IVR failures are a typical example of the fallout from lack of stress testing. Consider January Sales, they often have many limited promotions and seasonal messages requiring countless changes to the IVR, not to mention all the changes from December holiday messages. It's likely there are additional routes and options left and hidden throughout the IVR. However, the vast majority of contact centers will fail to do the necessary stress testing, which means leaving customers hanging in dead-air.
You must test every single permutation of a typical customer interaction -- and a non-typical interaction. You should test continuously. If you make a change today, you must test it today.

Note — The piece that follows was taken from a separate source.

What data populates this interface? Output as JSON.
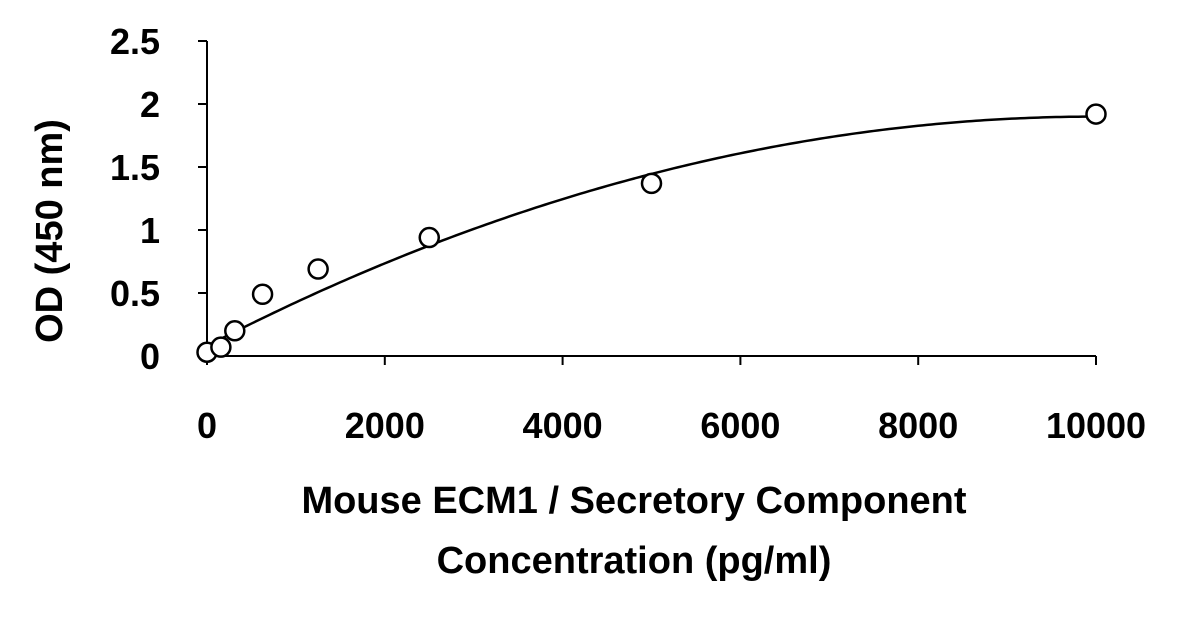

Yesterday's test isn't good enough. This is the difference between making the sale or losing the sale. If a customer calls in and gets transferred to a dead end or trapped in a loop, you've just lost the sale -- and probably the customer -- for good.
I remember a case where a customer was trying to reach a large national retail chain via an 800 number. The company had the same 800 number across the U.S., but would automatically route incoming calls to a local number. The company was managing thousands of local numbers. If the employee responsible for managing the phone tree incorrectly keyed in a local number, a missed connection would result. And that's exactly what happened, often. In fact, customers who called in from one city were routed to a competing retail chain!
Another reason you need to run regular tests is to ensure what you think you have in place, is in place. I'll give you an example. Let's say you do your homework and add several new phone lines to your contact center to handle the increase in call volume for promotion time. Let's say you request additional lines from your telecom provider to take your total lines to 20,000. Then the season kicks into high gear, calls start coming in and you notice your contact center is maxing out at 15,000 calls. What's going on?
You might reasonably think: OK, that's all the calls we're getting. But what may be happening is your telecom provider has under-provisioned your lines. Instead of 20,000 lines, your provider has given you only 15,000. Those other 5,000 callers are getting a busy signal. Many telco providers have limited capacity so they manage their phone lines via an arbitrage system. The only way to know for sure if you've been shorted by your telco is to perform contact center stress tests and IVR load tests that will tell you where the problem lies.